Sirop de Citron
March 22, 2010
Being the truly dedicated barfly I am, I tend to ask my bartenders what new, exciting flavors they’re looking to play with. While sirop de citron was not the first request, it is the first I will write about (though with every intention of tending to the others at a later date).
The first thing you will probably notice if you google ‘sirop de citron’ is that -no shock here- most of the write-ups are in French. Lucky for me, I studied French oh so many years ago, and internet translators could fill in the rest. The second thing you will notice is more of a problem – not one recipe coincides. Sure, they all have lemon and sugar, but some call for water; some call for boiling, others don’t; some demand peeling and juicing, others like slicing better. So what to do? Reduce every recipe down to 1 lemon : sugar : water ratios and see who’s the most dissimilar of course.

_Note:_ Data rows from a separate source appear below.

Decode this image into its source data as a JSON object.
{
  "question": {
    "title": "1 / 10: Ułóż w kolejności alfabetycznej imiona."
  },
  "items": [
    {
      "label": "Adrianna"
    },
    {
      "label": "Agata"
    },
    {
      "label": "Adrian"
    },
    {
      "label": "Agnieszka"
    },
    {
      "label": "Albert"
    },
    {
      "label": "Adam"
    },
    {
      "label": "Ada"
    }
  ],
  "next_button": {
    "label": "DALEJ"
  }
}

1 lemon : 200g sugar : unknown quantity of water
Thinly slice the lemon and macerate with sugar for 2-3 days, then bring the mixture to a simmer, strain, and add water.
Thanks to Erik Ellestad for this one – it’s basically the same, though I have to admit I’m a bit discontent with the thought of adding an unknown quantity of water to my yield, so I hope to nail down a tolerable ratio here.
1 lemon : 133g sugar
Thinly slice the lemon and macerate with sugar for 3-4 days, then boil the mixture for 5 minutes, strain.
This is a recipe from the French Pause Cuisine. Less sugar, more cooking, and no water, but otherwise pretty similar.
1 lemon : 94g sugar : 31mL water
Peel the lemon, combine with sugar and water and boil mixture for 5 minutes. Add the juice from the lemon, then macerate for several days and strain.
This recipe from the French Atelier Naturel avoids using the pith of the lemon, which should yield a less bitter syrup, but the cost is a complex process (and a sticky mess dealing with a 3:1 sugar syrup).
Only one of the recipes specifies stirring the lemons and juice, however, I plan on doing this every day for all three mixtures. I will let all of them macerate 3 days, then compare sweetness, bitterness, strength of flavor, and cooked flavor to see what comes out on top.